Devaki Jain, Economist of the Institute of Social Studies Trust of India, also highlighted the importance of unpaid work of women. “We believe that women can generate growth through unpaid work,” she declared.

She carried out an analysis of the situation following the global crisis (2008), in which South-South cooperation has gained great importance. “Now is the time for economic and social democracy and this means considering women’s ideas on how to rebuild the world,” she declared.

“Gender equality cannot be achieved by itself. It must form part of economic policies and change the very meaning of these policies,” she stated.

Indira Hirway, Director from the Center for Development Alternatives, India, carried out a comprehensive analysis of the concept of unpaid work and how it affects the well-being of societies and economies in general.

She explained that unpaid work subsidizes the market economy, since it reduces the cost of work and the funds allocated for wages, and at the same time it raises earnings and accumulation. “If unpaid work did not exist, employers would have to pay higher salaries to their workers, therefore, reducing their earnings,” she stated.

Sonia Montaño, Director of the Division for Gender Affairs of ECLAC, closed the conference highlighting the fact that gender equality thinking has gradually shifted to the public sector.

She also recounted the main ideas discussed during the Forty-sixth meeting of the Presiding Officers of the Regional Conference on Women in Latin America and the Caribbean, which was held from 28 to 30 November at ECLAC headquarters and was attended by ministers and authorities for Women from 19 countries in Latin America and the Caribbean, and the International Seminar Policies on time, time for policies, which discussed how men and women are distributing their time, taking into account paid work, household duties and other daily activities.

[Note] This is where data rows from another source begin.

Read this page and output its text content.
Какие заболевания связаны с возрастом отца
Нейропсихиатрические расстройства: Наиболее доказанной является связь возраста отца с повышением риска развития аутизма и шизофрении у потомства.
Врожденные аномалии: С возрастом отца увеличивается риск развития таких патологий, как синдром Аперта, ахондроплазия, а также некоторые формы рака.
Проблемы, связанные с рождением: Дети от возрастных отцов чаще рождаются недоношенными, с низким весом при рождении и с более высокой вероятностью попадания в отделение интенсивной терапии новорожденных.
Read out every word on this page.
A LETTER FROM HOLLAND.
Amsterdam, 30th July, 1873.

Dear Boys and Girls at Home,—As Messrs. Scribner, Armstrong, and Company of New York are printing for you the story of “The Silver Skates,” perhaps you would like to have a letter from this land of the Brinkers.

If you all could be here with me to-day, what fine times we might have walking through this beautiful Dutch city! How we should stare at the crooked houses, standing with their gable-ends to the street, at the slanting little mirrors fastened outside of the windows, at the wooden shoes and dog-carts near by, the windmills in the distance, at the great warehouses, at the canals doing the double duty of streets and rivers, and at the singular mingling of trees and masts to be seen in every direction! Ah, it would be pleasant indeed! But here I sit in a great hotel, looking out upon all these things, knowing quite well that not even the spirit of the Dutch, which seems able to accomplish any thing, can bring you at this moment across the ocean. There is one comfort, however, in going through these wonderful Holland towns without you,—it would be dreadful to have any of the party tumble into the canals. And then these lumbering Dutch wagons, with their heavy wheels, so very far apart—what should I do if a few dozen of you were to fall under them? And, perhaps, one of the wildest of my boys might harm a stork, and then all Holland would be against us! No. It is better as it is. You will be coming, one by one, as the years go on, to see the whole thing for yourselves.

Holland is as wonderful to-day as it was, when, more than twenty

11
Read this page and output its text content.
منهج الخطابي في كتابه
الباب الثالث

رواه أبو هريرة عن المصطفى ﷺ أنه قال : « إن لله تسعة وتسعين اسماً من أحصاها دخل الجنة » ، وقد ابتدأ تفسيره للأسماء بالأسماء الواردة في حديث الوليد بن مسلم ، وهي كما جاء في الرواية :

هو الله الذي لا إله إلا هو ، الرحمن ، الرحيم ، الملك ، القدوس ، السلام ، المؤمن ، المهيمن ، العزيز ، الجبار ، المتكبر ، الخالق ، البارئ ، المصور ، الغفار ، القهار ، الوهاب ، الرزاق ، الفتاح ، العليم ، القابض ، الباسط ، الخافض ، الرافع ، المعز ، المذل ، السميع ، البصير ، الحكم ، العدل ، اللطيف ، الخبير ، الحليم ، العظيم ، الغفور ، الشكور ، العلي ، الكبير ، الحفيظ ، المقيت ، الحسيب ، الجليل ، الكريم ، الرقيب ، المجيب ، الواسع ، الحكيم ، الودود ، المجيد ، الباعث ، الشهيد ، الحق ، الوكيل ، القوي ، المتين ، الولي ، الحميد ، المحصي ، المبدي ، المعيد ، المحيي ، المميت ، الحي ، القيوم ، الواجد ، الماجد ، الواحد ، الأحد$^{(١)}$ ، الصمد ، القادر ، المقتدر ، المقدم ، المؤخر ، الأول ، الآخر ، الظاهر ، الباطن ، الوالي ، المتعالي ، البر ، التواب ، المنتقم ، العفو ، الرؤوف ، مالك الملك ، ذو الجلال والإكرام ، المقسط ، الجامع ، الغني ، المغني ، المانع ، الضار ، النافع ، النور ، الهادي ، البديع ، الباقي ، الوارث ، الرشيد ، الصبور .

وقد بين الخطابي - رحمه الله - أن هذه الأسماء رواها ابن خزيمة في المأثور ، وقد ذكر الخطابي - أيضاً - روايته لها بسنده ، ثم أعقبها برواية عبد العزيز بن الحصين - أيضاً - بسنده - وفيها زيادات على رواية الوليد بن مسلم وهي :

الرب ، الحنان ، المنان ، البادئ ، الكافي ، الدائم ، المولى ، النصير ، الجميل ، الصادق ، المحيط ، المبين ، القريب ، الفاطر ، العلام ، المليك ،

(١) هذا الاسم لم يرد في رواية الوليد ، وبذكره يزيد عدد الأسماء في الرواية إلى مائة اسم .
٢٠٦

Montaño stated that it is of utmost importance to have a real discussion on equality, “which is based on the concept of total workload, which includes the production of goods and services in the public and private sectors”. “The concept of work as something associated only with a wage and income must change,” she stressed.

She also highlighted the fact that some countries in the region are already producing time-use statistics due to the huge demand for care activities which has emerged. However, she stressed that it is not enough to show figures relating to equality, but arguments to encourage the participation of women in all sectors must also be given.